Droits à réduction ou avantages liés à une vente réalisée sur une vente future

Sont visés ici tous les dispositifs incitatifs pour générer des achats futurs (carte de fidélité, bon-cadeaux, chèque-réduction à valoir sur le prochain achat). Alors que la doctrine de l’ANC3 prévoyait deux approches – provision ou produit constaté d’avance – il est envisagé de ne retenir que l’approche du produit constaté d’avance au titre des droits non encore utilisés dans la mesure où la péremption n’est pas éteinte. En effet, il est considéré que lors de la vente initiale, l’entité perçoit un montant global comprenant, d’une part, la délivrance du bien ou service, et, d’autre part, les réductions à accorder ou les biens et services à délivrer lors d’une vente future.

Opérations pour le compte de tiers

Le PCG étant actuellement assez lacunaire sur ce point, il est proposé une nouvelle rédaction du texte qui se réfère expressément au Code civil (art. 1154 c. c). Ainsi, lorsque le représentant agit dans la limite de ses pouvoirs au nom et pour le compte du tiers représenté, celui-ci est seul tenu de l’engagement contracté. Dans ce cas, les opérations sont enregistrées en compte de tiers ; seule la rémunération de l’entité pour son rôle est comptabilisée en produit lorsque la prestation de représentation est délivrée. Les opérations de mandat s’inscrivent dans ce cadre.

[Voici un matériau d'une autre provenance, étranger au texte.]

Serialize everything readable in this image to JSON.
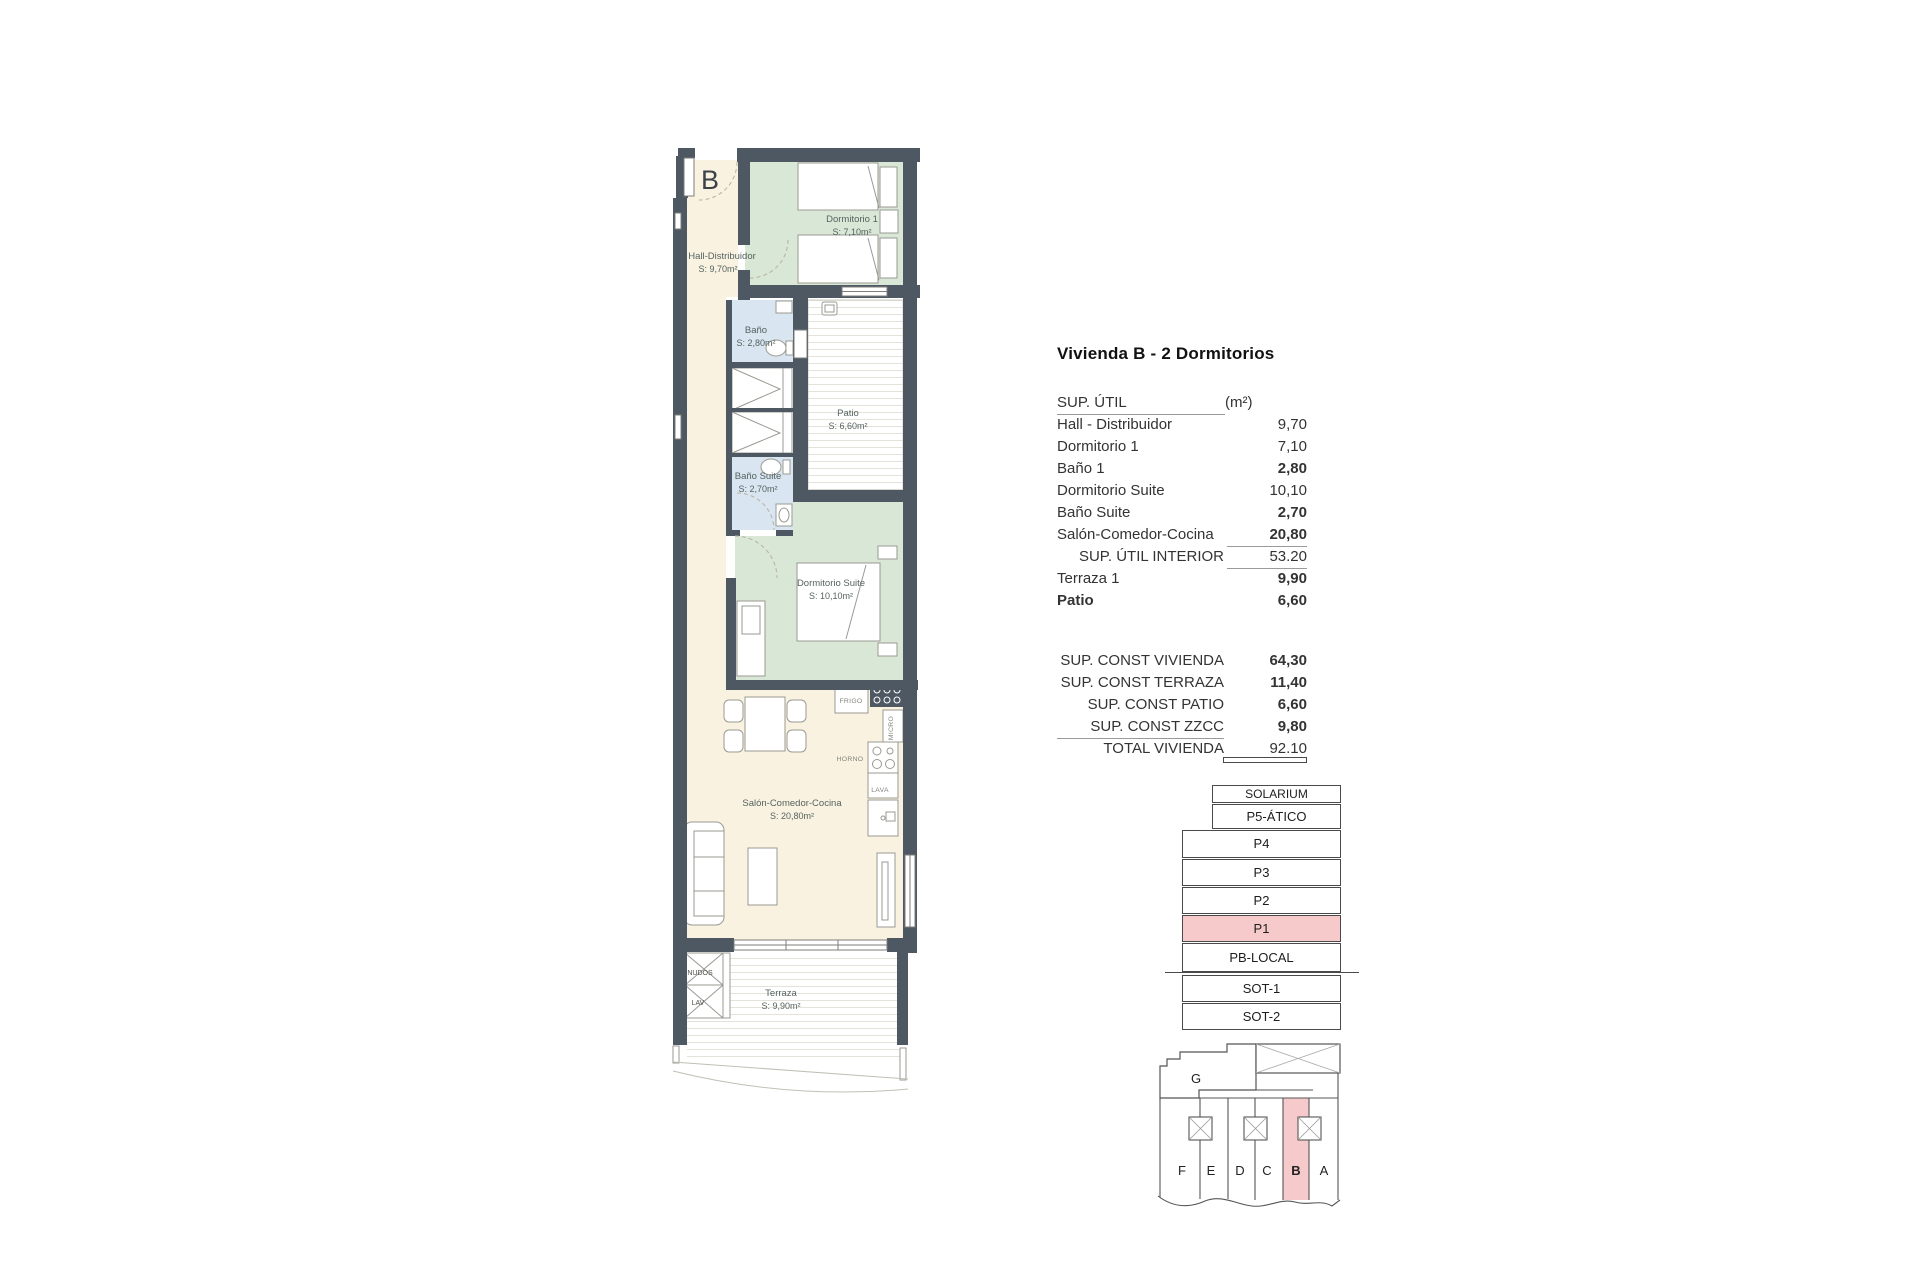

En revanche, lorsque le représentant agit pour le compte d’autrui mais contracte en son propre nom, il est seul engagé à l’égard du cocontractant. Aussi, dans ce contexte, les opérations sont inscrites en compte de résultat selon leur nature. Les commissionnaires, au sens des articles L. 132-1 et L. 132-2 du code de commerce relèvent de ce champ.

Contrat à long terme

Il n’est pas prévu de modification des dispositions relatives au contrat à long terme. Signalons toutefois que la disposition infra-réglementaire mentionnant le fait qu’un changement de modalités de détermination du pourcentage d’avancement constitue un changement d’estimation deviendrait une disposition réglementaire d’application obligatoire (art. 523-3 nouveau).

Pour conclure

Si la notion de transfert du contrôle qui figure explicitement dans la norme IFRS 15 n’est pas reprise in extenso dans ce projet de règlement, la notion de délivrance telle qu’énoncée présente des similitudes. Notons que l’élargissement de la notion de chiffre d’affaires pourrait aussi avoir des conséquences fiscales sur les impôts et taxes qui portent sur cette base, notamment lorsque l’assujettissement est lié au dépassement de seuils liés au chiffre d’affaires.

1 ANC, https://www.anc.gouv.fr/sites/anc/accueil/normes-francaises/toutes-actualites-fr-normes-fran/page_content/L-actusfr02/lignePersoColSimpletitrepage/la-actusfr/lc-actus/la-actusla-fr/consultation-publique—projet-1.html

2 Free Carrier.

3 ANC, Avis CU n° 2004-E du 13 octobre 2004 relatif à la comptabilisation des droits de réduction ou avantages en nature accordés par les entreprises à leurs clients.